Okuduğu şeyi anlamak için birkaç saniye olduğu yerde durdu kız. Bakışlarını önündeki adama çevirip bir cevap bulmak istedi.

"Kardeşin mi?" dedi şaşkınca. Dakikalardır aralık duran dudaklarını kapatmayı akıl edebildiğinde, Poyraz cevap verdi.

"Amcan."

"İyi de..." dedi durdu, "Bizden ne istiyor olabilir ki?"

"Bilmiyorum, Bediz. Ama şimdilik kimse karışmamalı ikisinin olayına."

"O adam Sercan'ı öldürdü, Poyraz! Kübra ve Baran'ı kaçırdı. Niye bekleyelim?"

"Biliyorum." diye hiddetle, "Ama onu şimdi yenemeyiz."

"On iki Kasım... Beş gün var. Babam gidecek mi?"

"Sen olsan gider miydin?"

Bir süre düşündü, "Tabi ki, giderdim."

Genç kız, bu zamana kadar bir amcasının olduğunu bile bilmiyordu. Demek ki sadece ailesiyle değil, akrabalarıyla da iletişimleri yoktu. Her şeyi Salih mi planlamıştı? Yoksa gelişigüzel oluşmuş bir şey miydi?

Elindeki kağıt çekildiğinde kendine geldi.
"Neden her şeyi bu kadar zorlaştırıyorsun?" dedi Poyraz, yatağına geri dönerken.

"Özür dilerim... Açık konuşacağım. Sana güvenmiyorum. Biliyorum çünkü yeniden bir sorunumuz olacak. Ayrıca..." dedi bakışlarını yere indirerek, "Şu halimize bak, nasıl başka bir şey düşünebilirim ki?"

"Haklısın. Her şey bittiğinde benimle gelmek zorundasın."

"Değilim, Poyraz. Sen bu şekilde konuştukça, ben hiçbir şeye mecbur değilim.

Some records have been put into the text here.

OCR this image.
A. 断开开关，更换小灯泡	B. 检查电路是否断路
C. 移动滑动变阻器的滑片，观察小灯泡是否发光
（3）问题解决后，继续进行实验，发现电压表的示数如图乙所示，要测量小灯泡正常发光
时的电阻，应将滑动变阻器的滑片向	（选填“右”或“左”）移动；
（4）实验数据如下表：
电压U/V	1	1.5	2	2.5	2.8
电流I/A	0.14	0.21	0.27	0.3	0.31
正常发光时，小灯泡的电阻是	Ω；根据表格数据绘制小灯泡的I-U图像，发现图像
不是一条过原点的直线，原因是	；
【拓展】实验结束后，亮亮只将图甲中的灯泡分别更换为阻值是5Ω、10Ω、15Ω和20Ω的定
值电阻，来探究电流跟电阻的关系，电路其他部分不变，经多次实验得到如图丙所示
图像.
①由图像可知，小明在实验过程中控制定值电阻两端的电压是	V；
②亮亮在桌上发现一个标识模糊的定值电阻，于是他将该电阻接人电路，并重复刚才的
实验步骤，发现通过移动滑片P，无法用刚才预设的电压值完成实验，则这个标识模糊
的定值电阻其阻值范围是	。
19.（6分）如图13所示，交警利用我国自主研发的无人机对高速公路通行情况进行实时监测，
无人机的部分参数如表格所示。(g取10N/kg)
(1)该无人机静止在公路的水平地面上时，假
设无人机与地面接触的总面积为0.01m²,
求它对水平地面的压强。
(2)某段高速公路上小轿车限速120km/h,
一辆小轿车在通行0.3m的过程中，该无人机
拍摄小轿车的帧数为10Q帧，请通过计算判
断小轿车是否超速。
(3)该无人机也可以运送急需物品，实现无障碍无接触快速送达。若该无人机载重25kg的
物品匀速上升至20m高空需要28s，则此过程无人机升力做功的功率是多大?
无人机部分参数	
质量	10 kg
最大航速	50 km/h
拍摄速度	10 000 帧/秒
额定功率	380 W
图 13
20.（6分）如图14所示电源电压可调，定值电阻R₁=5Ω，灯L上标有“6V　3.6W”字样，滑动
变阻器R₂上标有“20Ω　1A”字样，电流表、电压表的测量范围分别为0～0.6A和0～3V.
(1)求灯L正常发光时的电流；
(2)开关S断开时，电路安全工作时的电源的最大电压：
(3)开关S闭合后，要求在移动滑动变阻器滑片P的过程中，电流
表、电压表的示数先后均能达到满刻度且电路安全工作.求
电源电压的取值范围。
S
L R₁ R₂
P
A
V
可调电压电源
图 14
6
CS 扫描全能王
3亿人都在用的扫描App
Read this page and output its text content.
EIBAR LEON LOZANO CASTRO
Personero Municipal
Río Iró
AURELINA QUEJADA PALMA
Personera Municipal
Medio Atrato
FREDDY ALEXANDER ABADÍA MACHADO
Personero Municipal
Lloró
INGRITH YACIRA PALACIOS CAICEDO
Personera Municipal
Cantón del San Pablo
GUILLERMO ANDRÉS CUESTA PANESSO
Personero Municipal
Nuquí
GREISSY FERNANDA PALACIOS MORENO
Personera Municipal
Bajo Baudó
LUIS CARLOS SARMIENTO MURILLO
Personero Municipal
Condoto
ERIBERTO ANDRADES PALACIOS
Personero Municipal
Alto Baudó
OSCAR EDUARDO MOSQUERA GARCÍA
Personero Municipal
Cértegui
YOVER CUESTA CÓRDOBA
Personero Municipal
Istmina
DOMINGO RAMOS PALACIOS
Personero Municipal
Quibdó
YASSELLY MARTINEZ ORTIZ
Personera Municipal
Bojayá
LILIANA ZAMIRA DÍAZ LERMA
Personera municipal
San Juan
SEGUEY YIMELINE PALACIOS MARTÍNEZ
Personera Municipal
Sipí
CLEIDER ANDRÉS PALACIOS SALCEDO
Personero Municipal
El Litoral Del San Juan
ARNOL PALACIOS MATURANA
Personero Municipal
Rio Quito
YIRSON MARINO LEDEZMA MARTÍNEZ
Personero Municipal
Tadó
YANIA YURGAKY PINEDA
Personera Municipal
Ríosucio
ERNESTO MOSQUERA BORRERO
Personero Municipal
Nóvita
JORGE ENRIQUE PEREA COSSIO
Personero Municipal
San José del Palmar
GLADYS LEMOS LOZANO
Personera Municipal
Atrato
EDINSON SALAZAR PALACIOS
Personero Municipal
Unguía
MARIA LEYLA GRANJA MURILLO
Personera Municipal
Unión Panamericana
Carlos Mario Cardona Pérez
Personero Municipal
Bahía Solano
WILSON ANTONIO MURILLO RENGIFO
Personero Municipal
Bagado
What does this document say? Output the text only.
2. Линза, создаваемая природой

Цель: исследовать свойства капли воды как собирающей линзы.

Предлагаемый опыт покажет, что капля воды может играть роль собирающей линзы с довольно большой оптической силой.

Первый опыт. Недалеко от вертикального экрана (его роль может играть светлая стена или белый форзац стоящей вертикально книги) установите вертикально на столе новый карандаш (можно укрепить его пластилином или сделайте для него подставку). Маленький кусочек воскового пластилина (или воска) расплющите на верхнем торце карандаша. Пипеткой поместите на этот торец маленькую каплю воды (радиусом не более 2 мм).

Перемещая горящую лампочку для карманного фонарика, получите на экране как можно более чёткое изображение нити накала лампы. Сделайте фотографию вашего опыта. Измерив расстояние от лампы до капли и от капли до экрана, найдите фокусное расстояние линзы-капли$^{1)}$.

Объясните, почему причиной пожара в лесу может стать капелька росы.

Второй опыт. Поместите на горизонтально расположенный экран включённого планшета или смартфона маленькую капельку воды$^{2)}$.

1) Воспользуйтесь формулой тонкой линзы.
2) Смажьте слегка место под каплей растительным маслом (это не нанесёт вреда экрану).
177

Konuşmayalım artık bu konuyu." dedi ve Poyraz'ın odasından çıktı. Babasıyla ne kadar konuşmak istese de uykusu daha baskın geldi ve kendi odasına girdi.

Mumunun sönmüş olmasını umursamadan el yordamıyla yatağını buldu ve yattığı gibi kâbusları başladı.

Kapısının önündeki sesleri duyduğunda yavaşça gözlerini açtı. Kapısını açık bırakmıştı, bu yüzden koridordaki mum içeriyi de aydınlatıyordu. Yatağından kalktı ve üstünü bile değiştirmemiş olduğunu o sırada fark etti. Umursamadan odasından çıktı, gözlerini ovalayarak etrafına bakındı.

Babası, Gökhan ve Poyraz kapının önünde konuşuyorlardı. Üçü de giyinmiş, güneş gözlüklerini takmış sanki tatile çıkacaklarmış gibi görünüyorlardı. Onlara gülmemek için dudaklarını dişledi.

"Nereye gidiyorsunuz?"

"İnatçı kız, öğrenmişsin." dedi Alparslan, "Güçlü olmamız lazım. Bu yüzden o güne kadar hep bir şeyler aramamız lâzım."

"Ne gibi?" diye sordu Bediz.
"Kendimizi savunabilmemiz için şeyler."

Başını salladı kız, "Ela da benimle değil mi?"
"Evet." dedi Alparslan ve kapıyı açtı.

"Akşam olmadan geliriz." dedi Gökhan ve göz kırptı. Bediz hafifçe gülümsedi ve arkalarından kapıyı kapattı. Babası iyileştiği için mutluluk duyuyordu hâlâ. Sadece olanlar garip gelmişti. Nereden bilebilirdi ki az önceki üçlünün birlikte dışarı çıkacaklarını. Kendi kendine düşündüklerine güldü.

"Arkadaşım seni iyice kaybediyoruz." diyen Ela'ya baktı, daha çok güldü.

"Belki de..." dedi ve elini tutarak onu oturma odasındaki koltuklara oturttu.